Dans cette même chronologie, mais de l’autre côté de la frontière, nous suivons plus succinctement Sackurah, reine autoproclamée des Héoniths, peuple de Mikaïs dissidents des Eridanis, dont les ambitions sont clairement belliqueuses.
Et enfin, dans l’autre ligne temporelle, en 2901, nous suivons Nemrick, jeune Eridani missionné à bord du Lemnoth, vaisseau affrété par son peuple à la fois pour aller coloniser les étoiles, mais aussi et surtout aller secourir un autre vaisseau perdu lors d’une mission passée. Nous découvrirons assez vite que la mission dont Nemrick fait partie aura un lien très important avec les aventures de Takeo.
Voilà. Donc, avec ce résumé absolument pas exhaustif et volontiers bordélique – toutes mes excuses, encore une fois – vous avez un aperçu de certaines des grandes qualités et des défauts de ce roman, et sans doute du dyptique dans son ensemble : y en a beaucoup à intégrer. Je n’oserais pas dire que c’est le bordel, parce que ce serait aussi méchant qu’exagéré, mais en vrai, on en est quand même pas très loin. Disons, pour être aussi diplomate qu’exact dans l’expression, que Philippe Aubert-Côté a de l’ambition à revendre : c’est indubitablement un compliment que je lui fais, de mon point de vue, d’autant plus qu’il met les moyens au service de cette ambition. Il s’agit, avec ce roman, de construire un monde réellement étranger, d’autant plus qu’il est construit selon des normes futuristes assumées et foisonnantes, tant dans ce que sont les Mikaïs que les Eridanis ou les rapports extrêmement complexes qu’ils entretiennent.
Mais une telle ambition, ça se paie, forcément ; j’ai mis un bon tiers du romans à seulement comprendre ce que l’auteur voulait raconter, bien au delà des explications d’où on était et ce que tout le monde y faisait. Je peux par exemple citer l’utilisation intensive – et quasi exclusive, d’ailleurs – du lexique, dans ce premier tiers, définissant tout plein de choses faisant purement partie du décor, autant que certains éléments essentiels à la compréhension des enjeux. Personnellement, je suis très dubitatif quant à au moins la moitié de ces définitions incluses au forceps dans le récit, obligeant le lectorat attentif à aller au bout de l’objet livre pour savoir exactement de quoi on parle. Quitte à devoir lire des explications hors du fil de la narration, j’avoue que je préfère autant les notes de bas de page au lexique.
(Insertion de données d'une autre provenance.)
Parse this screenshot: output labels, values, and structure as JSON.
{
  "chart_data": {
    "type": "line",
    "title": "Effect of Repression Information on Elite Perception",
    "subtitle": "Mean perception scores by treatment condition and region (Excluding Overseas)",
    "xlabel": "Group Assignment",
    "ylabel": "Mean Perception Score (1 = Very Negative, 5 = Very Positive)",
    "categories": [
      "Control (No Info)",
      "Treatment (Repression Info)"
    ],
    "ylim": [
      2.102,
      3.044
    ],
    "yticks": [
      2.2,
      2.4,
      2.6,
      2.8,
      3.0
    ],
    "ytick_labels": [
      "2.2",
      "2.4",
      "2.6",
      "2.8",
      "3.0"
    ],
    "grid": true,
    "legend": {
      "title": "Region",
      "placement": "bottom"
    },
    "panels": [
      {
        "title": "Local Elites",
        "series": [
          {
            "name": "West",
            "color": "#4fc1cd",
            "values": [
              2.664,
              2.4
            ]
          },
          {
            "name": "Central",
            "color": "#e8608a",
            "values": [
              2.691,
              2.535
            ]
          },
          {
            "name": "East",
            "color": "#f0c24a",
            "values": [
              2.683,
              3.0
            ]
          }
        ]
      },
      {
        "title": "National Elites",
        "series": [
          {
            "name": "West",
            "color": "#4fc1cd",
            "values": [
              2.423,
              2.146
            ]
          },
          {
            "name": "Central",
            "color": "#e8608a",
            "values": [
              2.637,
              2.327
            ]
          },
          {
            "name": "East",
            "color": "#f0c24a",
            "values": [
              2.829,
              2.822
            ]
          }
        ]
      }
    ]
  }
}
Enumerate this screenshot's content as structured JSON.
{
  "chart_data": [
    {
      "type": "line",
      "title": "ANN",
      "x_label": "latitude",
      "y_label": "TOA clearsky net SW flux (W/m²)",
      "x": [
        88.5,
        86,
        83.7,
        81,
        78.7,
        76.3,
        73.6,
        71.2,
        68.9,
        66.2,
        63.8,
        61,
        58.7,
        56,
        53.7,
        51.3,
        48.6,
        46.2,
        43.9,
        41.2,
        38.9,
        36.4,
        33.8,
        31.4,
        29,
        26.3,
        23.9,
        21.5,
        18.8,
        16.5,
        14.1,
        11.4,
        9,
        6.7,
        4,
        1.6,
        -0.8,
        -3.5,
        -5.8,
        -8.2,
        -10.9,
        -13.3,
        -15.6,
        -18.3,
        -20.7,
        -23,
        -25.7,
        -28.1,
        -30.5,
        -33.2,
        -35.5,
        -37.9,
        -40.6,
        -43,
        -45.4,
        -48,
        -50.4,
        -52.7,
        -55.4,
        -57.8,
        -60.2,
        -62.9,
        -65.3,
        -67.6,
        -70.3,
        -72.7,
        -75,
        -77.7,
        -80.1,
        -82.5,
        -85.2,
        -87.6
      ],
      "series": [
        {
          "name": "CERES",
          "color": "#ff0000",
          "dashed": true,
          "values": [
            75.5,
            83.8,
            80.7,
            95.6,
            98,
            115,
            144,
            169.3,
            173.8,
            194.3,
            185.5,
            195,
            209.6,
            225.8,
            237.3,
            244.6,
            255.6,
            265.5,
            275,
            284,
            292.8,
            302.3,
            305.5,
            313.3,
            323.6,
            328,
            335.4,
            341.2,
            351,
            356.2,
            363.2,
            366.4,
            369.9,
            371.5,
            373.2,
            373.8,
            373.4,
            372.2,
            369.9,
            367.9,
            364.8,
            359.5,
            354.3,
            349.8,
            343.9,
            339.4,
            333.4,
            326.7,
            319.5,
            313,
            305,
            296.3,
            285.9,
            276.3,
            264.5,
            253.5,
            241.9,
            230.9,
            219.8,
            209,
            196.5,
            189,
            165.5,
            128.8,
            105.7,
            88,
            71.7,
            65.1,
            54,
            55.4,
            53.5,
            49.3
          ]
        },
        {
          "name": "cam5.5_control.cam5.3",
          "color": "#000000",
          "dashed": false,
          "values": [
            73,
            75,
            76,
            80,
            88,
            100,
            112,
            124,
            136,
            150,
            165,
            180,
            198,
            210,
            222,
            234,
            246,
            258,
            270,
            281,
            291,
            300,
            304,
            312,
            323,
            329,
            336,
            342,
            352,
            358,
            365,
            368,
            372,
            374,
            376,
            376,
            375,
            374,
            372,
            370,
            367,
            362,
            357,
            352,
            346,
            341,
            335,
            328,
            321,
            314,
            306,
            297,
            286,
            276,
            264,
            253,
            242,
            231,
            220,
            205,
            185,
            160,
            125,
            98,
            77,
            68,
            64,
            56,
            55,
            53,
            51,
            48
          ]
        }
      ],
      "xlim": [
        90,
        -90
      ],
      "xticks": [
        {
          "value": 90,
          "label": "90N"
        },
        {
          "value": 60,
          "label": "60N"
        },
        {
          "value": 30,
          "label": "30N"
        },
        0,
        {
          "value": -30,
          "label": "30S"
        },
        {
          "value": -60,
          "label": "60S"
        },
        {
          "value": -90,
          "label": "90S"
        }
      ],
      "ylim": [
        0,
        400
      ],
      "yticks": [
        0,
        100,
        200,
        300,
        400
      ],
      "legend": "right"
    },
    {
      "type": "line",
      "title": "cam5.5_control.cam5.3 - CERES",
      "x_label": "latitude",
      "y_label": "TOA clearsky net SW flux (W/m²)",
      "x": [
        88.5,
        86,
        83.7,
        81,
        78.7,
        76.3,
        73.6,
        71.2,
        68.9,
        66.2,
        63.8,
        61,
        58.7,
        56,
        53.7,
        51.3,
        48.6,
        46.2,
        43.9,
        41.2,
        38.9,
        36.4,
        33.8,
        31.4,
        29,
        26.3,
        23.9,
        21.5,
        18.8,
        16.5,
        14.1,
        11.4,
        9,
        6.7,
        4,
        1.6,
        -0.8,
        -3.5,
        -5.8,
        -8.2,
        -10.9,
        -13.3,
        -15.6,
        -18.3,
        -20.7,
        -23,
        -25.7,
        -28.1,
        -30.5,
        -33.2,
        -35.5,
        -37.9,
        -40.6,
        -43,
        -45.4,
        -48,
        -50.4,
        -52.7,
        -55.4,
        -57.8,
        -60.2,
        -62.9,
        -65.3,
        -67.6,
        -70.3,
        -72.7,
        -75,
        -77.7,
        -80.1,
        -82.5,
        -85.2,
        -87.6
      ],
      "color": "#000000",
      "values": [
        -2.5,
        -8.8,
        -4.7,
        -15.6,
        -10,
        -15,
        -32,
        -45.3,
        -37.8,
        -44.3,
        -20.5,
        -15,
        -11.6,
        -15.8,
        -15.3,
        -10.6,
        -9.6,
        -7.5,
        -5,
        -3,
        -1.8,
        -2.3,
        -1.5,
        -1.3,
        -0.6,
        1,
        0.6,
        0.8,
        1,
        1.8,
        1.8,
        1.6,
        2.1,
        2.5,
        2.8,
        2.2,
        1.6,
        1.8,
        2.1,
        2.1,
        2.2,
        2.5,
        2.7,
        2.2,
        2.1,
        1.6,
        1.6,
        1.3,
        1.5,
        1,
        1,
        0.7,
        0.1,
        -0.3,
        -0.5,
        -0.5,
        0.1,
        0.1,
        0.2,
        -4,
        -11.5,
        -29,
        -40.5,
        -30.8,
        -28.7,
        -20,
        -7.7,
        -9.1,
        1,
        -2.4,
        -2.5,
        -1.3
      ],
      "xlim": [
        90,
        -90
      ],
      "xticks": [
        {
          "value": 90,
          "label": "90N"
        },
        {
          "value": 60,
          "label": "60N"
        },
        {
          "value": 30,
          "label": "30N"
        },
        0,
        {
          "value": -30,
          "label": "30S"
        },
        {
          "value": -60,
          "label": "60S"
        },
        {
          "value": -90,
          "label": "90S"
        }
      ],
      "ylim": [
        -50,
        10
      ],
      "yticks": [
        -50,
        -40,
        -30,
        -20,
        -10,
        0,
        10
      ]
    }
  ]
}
Et donc si j’aurais préféré que les éléments essentiels à la bonne compréhension de l’intrigue soient directement inclus dans son fil narratif, je ne peux pas m’empêcher de penser, à l’inverse, que les éléments ne faisant que partie du décor, pour, je pense, ajouter un certain exotisme à un récit déjà extrêmement dense en dépaysement, étaient superfétatoires.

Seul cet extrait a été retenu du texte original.